Todavía se llama Marvinia Jiménez. Y puedes conocerla o volver a verla poniendo su nombre en la red. De inmediato aparecerá el video que registra cómo ella fue golpeada salvajemente por una funcionaria de la Guardia Nacional. La uniformada la somete contra el piso y estrella su casco sobre su rostro. Marvinia Jiménez grita, trata inútilmente de defenderse. Ocurrió en febrero de 2014. Y no es posible ver esas imágenes sin que el ánimo cruja, sin que duela la respiración. Después del hecho, la víctima fue detenida, estuvo incomunicada, incluso llegaron a acusarla de “agresión”. Finalmente fue dejada en libertad, pero condenada a presentarse cada 45 días ante la autoridad. Ella es una parte de la historia que el gobierno quiere borrar. La memoria de los poderosos también es represiva.
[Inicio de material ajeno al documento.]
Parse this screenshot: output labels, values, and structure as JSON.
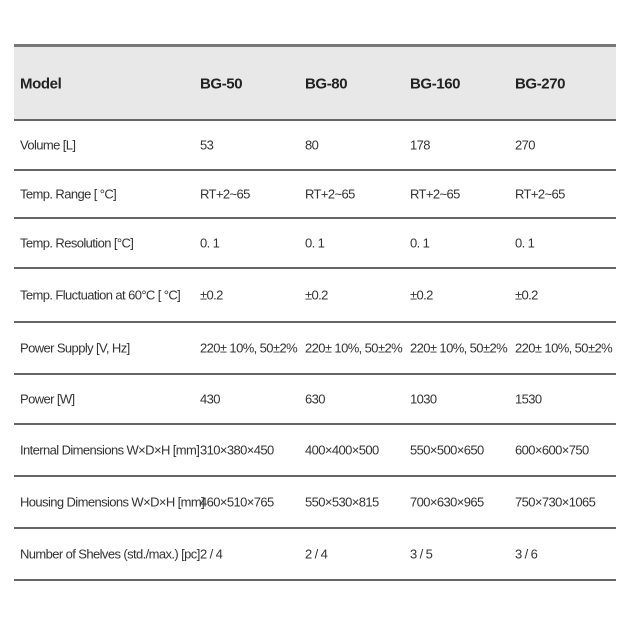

No suele la fiscal general pronunciar su nombre. Tampoco su caso es citado con frecuencia por la Defensoría del Pueblo. Creo que jamás un patriota cooperante le ha hablado de ella a Diosdado Cabello. Marvinia Jiménez, como muchos otros, está guardada en el limbo, no tiene permiso para caminar por la historia oficial. Su caso, como el de muchos otros, no cuenta. Su experiencia no tiene validez. Su voz es ilegal.
En una sociedad donde el Estado se ha empeñado en hacer de la mentira un espectáculo, en transformar las noticias en segmentos de distracción, los ciudadanos terminamos aferrados de manera casi desesperada a los pocos fragmentos de realidad que podemos obtener. Las heridas son certezas. Repetir es una forma de resistir. Repito su nombre como si fuera un mantra: Marvinia Jiménez.
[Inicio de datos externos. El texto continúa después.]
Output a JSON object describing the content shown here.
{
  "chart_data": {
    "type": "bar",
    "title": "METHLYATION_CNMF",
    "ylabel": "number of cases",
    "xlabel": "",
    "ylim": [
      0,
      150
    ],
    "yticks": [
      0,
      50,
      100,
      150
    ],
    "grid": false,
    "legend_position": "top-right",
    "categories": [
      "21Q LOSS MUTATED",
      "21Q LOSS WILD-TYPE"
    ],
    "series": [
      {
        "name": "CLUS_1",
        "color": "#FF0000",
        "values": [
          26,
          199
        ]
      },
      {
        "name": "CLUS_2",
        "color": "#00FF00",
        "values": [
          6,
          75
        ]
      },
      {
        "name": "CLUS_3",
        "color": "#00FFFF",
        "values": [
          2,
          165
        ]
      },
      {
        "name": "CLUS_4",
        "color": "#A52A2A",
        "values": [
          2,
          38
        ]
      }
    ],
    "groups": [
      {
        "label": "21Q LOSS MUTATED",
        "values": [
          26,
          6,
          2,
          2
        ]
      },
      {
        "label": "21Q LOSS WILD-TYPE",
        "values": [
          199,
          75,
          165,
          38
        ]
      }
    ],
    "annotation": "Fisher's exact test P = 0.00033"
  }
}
Pienso en ella ahora, y vuelvo de nuevo a escribirla, porque para mí emblematiza algo que no puedo olvidar, una parte fundamental de lo que realmente ocurrió el año pasado. Más allá del debate sobre si fue o no un error político el movimiento llamado “La Salida”, más allá de cualquier diferencia ideológica, es innegable que hubo en Venezuela un ejercicio de represión salvaje y desaforada, una legitimación inaceptable de la violencia, con complicidad institucional y una brutal impunidad. No solo reprimieron sino que, además, premiaron la represión y encima crearon una operación simbólica para convertir a las víctimas en verdugos. Es un procedimiento perversamente redondo. Es una narrativa que todavía pretende suprimir la complejidad de la historia.
El Ministerio Público, esta semana, ha pedido condenar a Leopoldo López. Es un clímax dentro la misma maniobra. E igualmente: más allá del debate sobre si el dirigente de Voluntad Popular debió o no entregarse, estamos asistiendo a un proceso viciado, absurdo, insostenible. La justicia se ha convertido en una ficción gubernamental. Forma parte de la marea comunicacional que desea imponer un relato en el que no hay funcionarios oficiales disparando en el centro de Caracas, el 12 de febrero de 2014. Un relato que solo señala a un monstruo manipulando a una multitud idiota y sin criterio, obligándola soterradamente a manifestarse en contra del gobierno. Un relato que sostiene que no hay represión ni torturas. Un relato que afirma que los muertos son responsabilidad de la oposición y que cualquier protesta es un acto terrorista.
Los argumentos que condenan a Leopoldo López son un atentado contra la racionalidad. Se asegura que “entre líneas” sus mensajes fueron un llamado a la violencia. Se asevera que sus palabras generaron una “euforia negativa” en la gente. Es un nuevo monumento nacional al absurdo. Establece la peligrosa premisa de que cualquier comunicación puede ser un acto subversivo. No importan los hechos, los testimonios. No hace falta investigar de dónde salieron los primeros disparos, qué detonó realmente el inicio de los trágicos sucesos. El cuerpo del delito ahora está en las palabras. Haz silencio. Los comisarios del lenguaje se encuentran en las calles.
Todavía se llama Marvinia Jiménez. Y todavía la imagen de su rostro golpeado no permite ninguna lectura entre líneas.